No matter how personal or distant the connection, it’s difficult to reconcile emotions surrounding the Vietnam War.
Several readers, many of them veterans and friends, reached out to me after reading a series of articles by B.A. Morelli published last month in The Gazette. The articles revisit the decision by a then-20-year-old Marion man, Steve Smith, to violate federal law and burn his draft card in a brief but very public display on Oct. 20, 1965.
Reaction to these pieces in which some of those interviewed call for a memorial or some other public acknowledgment of Smith’s action has been predominantly outrage, confusion and disappointment.
“I lost friends in Vietnam,” one man said, “and I still haven’t stood before their names on the national memorial. And now someone wants to put up a memorial here not for them, but for a coward.”
As people who read this column already know, I can relate. My brother, Jimmy Lee Campbell, lost his life in Vietnam, and just this year I became the first person in my immediate family to stand before the national memorial.
In so many ways — the ever-present grief of my parents and siblings, the shrine to my brother in our home, the lifelong influence of his few war buddies who returned home — it feels like my life has been lived in the shadow of Vietnam. But living in the shadow of something still is quite different from living in it.
Those who have contacted me have memories of life in the 1960s. They remember the war, the protests and all of the intricate cultural subtleties that I have difficulty grasping. My opinions have been forged on secondhand experiences and, as any good reporter knows, it’s always best to be a firsthand observer.
Perhaps it is because of that distance, or because I’ve often dreamed of a life without Vietnam, that I can’t leverage strong emotions against Smith or others who dodged the draft. To be sure I’ve often wondered if my brother would have needed to go to war if so many others hadn’t stepped aside. Or, if more had gone, if my brother could’ve somehow returned alive.
Ultimately, such “what if” games serve no purpose. We can’t change history, only our reaction to it.
For instance, the park in Coweta, Okla., that bears my brother’s name is dedicated to the “Coweta Eight,” the men from that community who died in the war.
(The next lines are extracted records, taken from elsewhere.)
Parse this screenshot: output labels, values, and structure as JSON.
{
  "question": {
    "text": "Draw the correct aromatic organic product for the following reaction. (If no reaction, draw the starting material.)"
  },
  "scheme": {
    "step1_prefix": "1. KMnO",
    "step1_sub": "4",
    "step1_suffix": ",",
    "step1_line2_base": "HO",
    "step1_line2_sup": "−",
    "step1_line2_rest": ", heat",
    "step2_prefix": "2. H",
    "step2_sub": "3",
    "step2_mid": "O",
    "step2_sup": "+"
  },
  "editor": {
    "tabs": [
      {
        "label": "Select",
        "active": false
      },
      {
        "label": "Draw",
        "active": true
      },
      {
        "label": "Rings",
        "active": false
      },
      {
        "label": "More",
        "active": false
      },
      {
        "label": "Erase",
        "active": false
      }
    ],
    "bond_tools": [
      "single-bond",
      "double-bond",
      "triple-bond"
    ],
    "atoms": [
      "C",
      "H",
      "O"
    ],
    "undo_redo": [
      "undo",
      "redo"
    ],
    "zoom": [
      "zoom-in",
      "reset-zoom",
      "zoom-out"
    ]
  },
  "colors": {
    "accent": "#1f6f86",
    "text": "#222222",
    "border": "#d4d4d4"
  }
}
But those paying close attention will note that nine soldiers are memorialized there.
One of those pictured returned home, broken. He took his own life — something that for decades barred him and his family from the town’s collective pride and grief of being the place that lost the most per capita in Vietnam.
Similar clouds roll across some veterans’ faces when I tell them that my brother was drafted into Vietnam, as if his sacrifice and how it impacted our family is different or lessened because of the path to it.
Forty years have past since Saigon fell; time enough to dull the sharp edges of these differences. I look forward to the day when we embrace our commonalities and mourn all of the lives forever changed by a war too many of us still don’t understand and none of us want to relive.